"Were you really afraid of being found out, Frank?" I queried. "Did you consider yourself in much danger?"

With great emphasis he answered, "No money could hire me to put myself in such a position again. I would have run away if we had been obliged to stay much longer."

This man was as brave as any human being. I had seen him perfectly cool and serene under circumstances of great danger, when every one else in the company betrayed some sign of fear. I did not suspect him of exaggerating the perils of the situation in which he was placed, and, having a deep personal interest in the matter, I put the question bluntly,—

"If men should be wanted to try this thing again, would you not go?"

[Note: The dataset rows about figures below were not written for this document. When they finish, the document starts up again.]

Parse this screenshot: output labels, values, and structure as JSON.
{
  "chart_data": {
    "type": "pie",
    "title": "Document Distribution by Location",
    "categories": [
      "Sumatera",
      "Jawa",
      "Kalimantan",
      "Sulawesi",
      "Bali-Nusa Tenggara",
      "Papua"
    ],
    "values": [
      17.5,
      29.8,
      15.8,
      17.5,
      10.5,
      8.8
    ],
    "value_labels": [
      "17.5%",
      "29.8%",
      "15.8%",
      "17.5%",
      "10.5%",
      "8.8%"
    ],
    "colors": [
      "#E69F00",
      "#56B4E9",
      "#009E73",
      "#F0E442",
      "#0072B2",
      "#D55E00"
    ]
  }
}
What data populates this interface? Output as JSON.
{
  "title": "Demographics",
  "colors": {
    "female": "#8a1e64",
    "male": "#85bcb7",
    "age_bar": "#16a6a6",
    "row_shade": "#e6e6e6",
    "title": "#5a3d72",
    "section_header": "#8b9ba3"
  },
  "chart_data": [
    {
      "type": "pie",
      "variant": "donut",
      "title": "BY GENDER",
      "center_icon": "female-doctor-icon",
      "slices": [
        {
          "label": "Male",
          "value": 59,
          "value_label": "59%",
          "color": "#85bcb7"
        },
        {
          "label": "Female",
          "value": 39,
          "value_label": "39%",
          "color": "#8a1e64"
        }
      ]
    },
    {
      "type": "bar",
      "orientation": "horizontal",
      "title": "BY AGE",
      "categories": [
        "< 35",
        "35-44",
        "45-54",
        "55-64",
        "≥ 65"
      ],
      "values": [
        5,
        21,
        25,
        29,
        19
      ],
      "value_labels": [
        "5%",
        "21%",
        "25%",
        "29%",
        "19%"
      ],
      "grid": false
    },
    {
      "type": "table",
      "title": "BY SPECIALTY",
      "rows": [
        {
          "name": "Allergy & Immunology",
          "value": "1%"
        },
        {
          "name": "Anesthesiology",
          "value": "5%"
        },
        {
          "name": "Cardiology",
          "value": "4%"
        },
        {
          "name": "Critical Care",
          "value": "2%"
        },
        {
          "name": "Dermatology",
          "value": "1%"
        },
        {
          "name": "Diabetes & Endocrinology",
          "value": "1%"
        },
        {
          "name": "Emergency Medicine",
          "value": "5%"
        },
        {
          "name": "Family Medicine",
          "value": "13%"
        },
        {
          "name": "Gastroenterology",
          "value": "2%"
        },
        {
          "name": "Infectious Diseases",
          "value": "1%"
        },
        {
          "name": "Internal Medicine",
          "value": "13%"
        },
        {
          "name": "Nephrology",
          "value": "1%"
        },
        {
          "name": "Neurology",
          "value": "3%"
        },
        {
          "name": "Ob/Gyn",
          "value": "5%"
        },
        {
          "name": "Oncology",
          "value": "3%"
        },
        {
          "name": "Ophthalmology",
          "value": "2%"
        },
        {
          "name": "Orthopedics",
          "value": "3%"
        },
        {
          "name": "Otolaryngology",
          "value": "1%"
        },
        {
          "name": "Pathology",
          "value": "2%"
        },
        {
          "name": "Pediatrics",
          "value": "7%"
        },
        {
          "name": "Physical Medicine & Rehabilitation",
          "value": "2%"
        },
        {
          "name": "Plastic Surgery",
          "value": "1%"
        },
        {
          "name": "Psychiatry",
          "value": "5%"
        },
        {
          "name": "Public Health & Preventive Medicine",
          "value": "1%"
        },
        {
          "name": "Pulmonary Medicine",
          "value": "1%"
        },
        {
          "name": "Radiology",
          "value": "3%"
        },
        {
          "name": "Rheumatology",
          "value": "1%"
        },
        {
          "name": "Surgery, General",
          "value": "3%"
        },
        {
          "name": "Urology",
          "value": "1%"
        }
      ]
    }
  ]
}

"Never!" was the unequivocal response. "If Andrews and Mitchel want bridges burned, they can go themselves and burn them! I will do my duty as a soldier, but as to going out among those——"

The terms applied, and the energy given to the accompanying description of the horror of being alone among blood-thirsty enemies, feeling that, sleeping or waking, a rope was around one's neck, just ready to be tightened on the utterance of a single careless word, it is not necessary to transcribe here.

"But why did not that man come to help you? Did you find out anything about him?"

"Andrews told us, on the third day after we had reached Atlanta, that he had heard through some of the railway officials that the engineer had been transferred to the Mobile and Ohio Railroad to help in running troops to Corinth" (this was a short time before the battle of Shiloh). "But my own opinion is that the man got scared and had himself transferred there to get out of a bad scrape."

"But how did Andrews take this disappointment?"

"He was very much cast down. He asked each of us if we had ever been engineers or firemen. But no one had ever occupied such a position. He hated terribly to give up; but, as nothing more could be done, he at last told us we might work our way back to camp."